So are your children still playing with the toys you gave them for Christmas? Or have they already set them aside and moved on to something newer and better?
No doubt you went to great lengths to pick up the greatest gifts for everyone on your list. Maybe you opted for a nice Care Bear or some Beanie Babies. A Tickle Me Elmo, or a Barney Talking Doll. Or maybe something high-tech, such as a Nintendo GameBoy or a Tamagotchi.
What do these gifts have in common? Well, each represented the hottest gift on the planet at one time. Parents once lined up to buy these dolls and toys, and children clamored for them on Christmas morn. Yet now, within living memory, they’re museum pieces and the world has moved on to its iPads and eReaders.
There are several lessons here.
First, humans tend to want the next great thing. And this is especially true of Americans. Our ancestors pressed relentlessly westward, always believing there was a better life just beyond the horizon. After they finished crossing North America, millions found that better life in California. For most of a century the Golden State was the center of innovation and creativity in America, giving us Hollywood, income tax reform and Ronald Reagan, among other things. The saying, “As goes California, so goes the nation” has long been correct.
Of course, California spawned many bad ideas, too. The state is today hostage to public sector unions and suffers from crumbling infrastructure and failing schools. As William Voegeli wrote last year in City Journal, Californians are voting with their feet (and moving vans). “Between April 1, 2000, and June 30, 2007, an average of 3,247 more Americans moved out of California than into it every week, according to the Census Bureau,” Voegeli wrote.
Expect the human exodus to continue, now that the Golden State has lived up to its “left coast” reputation. “California bucked the national trend and elected Democrats to all eight of its statewide offices” The Economist reported last month. “The legislature remains solidly Democratic. Even the new governor who takes office next month is in fact an old one: Jerry Brown last had the job in 1975-83.”
A second lesson is that a free market will keep coming up with that next great thing, while a government-planned economy will keep lagging behind.

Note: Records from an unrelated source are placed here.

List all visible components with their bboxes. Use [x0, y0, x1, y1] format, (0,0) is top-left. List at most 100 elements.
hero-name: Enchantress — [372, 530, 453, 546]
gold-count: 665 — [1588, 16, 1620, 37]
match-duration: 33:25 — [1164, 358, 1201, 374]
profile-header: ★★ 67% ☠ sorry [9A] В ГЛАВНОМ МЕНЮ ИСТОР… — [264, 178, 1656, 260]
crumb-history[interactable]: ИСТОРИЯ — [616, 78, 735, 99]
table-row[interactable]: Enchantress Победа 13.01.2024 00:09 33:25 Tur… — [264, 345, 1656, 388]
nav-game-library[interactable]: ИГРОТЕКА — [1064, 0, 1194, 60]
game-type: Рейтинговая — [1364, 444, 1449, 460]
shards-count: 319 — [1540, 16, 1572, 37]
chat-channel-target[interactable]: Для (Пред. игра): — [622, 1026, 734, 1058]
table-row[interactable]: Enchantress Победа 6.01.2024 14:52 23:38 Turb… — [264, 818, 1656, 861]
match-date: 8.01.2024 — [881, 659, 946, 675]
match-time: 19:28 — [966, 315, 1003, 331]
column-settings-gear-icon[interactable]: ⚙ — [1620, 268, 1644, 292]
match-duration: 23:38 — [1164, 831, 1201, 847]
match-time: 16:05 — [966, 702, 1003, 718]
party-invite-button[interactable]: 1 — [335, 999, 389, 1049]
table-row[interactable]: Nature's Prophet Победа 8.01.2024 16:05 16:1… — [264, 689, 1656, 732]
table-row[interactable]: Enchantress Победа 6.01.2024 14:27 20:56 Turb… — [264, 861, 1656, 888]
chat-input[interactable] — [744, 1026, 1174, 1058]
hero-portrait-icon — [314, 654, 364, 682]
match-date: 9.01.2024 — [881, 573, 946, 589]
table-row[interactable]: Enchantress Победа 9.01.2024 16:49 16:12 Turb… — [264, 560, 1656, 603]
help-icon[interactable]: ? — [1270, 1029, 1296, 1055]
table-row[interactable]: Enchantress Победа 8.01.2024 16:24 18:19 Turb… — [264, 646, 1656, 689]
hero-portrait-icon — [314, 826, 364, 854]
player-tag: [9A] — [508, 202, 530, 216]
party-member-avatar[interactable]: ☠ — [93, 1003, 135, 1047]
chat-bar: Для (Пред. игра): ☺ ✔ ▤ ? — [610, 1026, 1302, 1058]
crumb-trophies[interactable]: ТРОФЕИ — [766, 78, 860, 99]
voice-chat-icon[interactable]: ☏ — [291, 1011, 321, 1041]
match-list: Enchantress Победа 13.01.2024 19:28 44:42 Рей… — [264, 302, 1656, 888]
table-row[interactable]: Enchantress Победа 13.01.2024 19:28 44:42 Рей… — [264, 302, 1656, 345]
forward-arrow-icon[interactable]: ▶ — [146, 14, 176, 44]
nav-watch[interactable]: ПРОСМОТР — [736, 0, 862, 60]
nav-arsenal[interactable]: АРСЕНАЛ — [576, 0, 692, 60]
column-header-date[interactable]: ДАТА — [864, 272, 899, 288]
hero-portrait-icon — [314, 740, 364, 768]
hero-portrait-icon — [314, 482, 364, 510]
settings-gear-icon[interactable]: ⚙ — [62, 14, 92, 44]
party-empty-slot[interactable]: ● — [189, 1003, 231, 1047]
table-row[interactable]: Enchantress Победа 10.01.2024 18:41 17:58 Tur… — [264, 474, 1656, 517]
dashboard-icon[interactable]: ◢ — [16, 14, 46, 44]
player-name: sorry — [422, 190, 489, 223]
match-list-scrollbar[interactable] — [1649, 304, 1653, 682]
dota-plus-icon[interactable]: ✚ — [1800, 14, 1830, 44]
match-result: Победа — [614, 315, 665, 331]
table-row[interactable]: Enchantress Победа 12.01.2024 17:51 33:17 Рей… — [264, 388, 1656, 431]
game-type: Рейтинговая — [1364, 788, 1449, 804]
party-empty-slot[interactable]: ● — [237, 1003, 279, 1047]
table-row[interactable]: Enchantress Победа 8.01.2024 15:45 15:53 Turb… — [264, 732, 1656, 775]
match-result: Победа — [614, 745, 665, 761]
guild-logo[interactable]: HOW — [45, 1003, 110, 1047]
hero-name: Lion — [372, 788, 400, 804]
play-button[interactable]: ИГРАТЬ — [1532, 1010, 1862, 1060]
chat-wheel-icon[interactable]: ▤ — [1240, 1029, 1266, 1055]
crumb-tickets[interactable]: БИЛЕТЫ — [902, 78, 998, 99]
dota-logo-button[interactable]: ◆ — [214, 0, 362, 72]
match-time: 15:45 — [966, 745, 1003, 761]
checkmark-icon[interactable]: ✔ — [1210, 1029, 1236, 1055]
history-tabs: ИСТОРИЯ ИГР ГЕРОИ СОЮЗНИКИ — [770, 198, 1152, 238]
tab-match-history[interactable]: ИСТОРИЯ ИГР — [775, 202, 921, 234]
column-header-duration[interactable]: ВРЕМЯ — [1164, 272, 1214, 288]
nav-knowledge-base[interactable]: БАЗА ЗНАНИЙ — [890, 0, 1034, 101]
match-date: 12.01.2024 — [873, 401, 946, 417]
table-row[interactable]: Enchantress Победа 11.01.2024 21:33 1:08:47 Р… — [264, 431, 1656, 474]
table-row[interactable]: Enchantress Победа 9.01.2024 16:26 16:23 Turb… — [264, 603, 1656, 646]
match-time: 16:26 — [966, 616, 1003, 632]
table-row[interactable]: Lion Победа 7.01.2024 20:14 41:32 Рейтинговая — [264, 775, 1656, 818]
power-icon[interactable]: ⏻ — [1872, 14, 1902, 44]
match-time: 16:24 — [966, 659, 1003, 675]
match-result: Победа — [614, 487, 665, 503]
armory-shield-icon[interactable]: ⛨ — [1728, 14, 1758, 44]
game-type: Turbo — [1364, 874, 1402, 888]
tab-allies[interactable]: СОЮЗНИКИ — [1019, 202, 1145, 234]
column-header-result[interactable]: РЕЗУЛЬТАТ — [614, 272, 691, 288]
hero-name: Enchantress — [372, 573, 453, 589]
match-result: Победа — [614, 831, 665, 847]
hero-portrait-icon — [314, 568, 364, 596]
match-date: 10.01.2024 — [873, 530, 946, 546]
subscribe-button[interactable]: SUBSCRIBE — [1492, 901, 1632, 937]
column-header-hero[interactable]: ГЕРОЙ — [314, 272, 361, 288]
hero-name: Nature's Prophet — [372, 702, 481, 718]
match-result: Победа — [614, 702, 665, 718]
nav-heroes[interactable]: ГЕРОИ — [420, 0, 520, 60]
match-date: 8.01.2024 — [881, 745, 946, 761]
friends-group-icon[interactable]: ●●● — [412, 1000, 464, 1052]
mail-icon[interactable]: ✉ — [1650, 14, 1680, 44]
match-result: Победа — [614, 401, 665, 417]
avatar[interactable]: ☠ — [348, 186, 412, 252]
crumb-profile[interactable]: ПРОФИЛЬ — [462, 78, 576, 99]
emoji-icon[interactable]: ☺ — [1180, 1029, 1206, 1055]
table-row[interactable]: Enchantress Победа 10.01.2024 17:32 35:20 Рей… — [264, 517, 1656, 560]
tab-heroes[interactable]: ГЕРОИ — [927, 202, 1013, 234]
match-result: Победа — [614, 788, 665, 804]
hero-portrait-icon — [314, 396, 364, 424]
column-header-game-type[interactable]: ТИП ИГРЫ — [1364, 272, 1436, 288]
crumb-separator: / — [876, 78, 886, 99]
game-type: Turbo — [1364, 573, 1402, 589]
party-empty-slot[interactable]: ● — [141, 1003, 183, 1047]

Columnist Bret Stephens made this point in the Wall Street Journal on December 21. “Americans understand that innovation is inherently serendipitous. That was true of Facebook, just as it was true of Apple, Google and Microsoft. These four companies have a combined market valuation that approaches $700 billion. That alone is 12 percent of Chinese GDP.”
Stephens predicts that China’s command-and-control economy, which doesn’t respect property rights and encourages conformity instead of originality, will continue to lag far behind the U.S., making the next 100 years a second “American century.”
Of course, there’s always the risk that Americans will stifle our creativity with federal over-regulation. After all, government is not only inefficient, it also tends to lock in the old things and self-perpetuate. The Federal Communications Commission, for example, was formed as the Federal Radio Commission to regulate AM broadcasting. Now it’s eager to put controls on the Internet by imposing “net neutrality,” to supposedly protect consumers from unscrupulous service providers.
But as FCC commissioner Robert McDowell wrote in the Wall Street Journal, “The Internet has been open and freedom-enhancing since it was spun off from a government research project in the early 1990s. Its nature as a diffuse and dynamic global network of networks defies top-down authority. Ample laws to protect consumers already exist.”
As another example, the Federal Trade Commission wants to mandate that internet browsers include a “Do Not Track” feature to protect consumers. But there’s no need for such a mandate, as Microsoft already plans to add a similar feature to its newest browser. The market runs ahead of regulators every time.
Even before he ran for office, Ronald Reagan noted that the closest thing to life on Earth is a government bureaucracy. As 2010 winds down, we can only hope that some of our toys have a longer shelf life than some of our regulations, as we all strive to move on to the next big thing.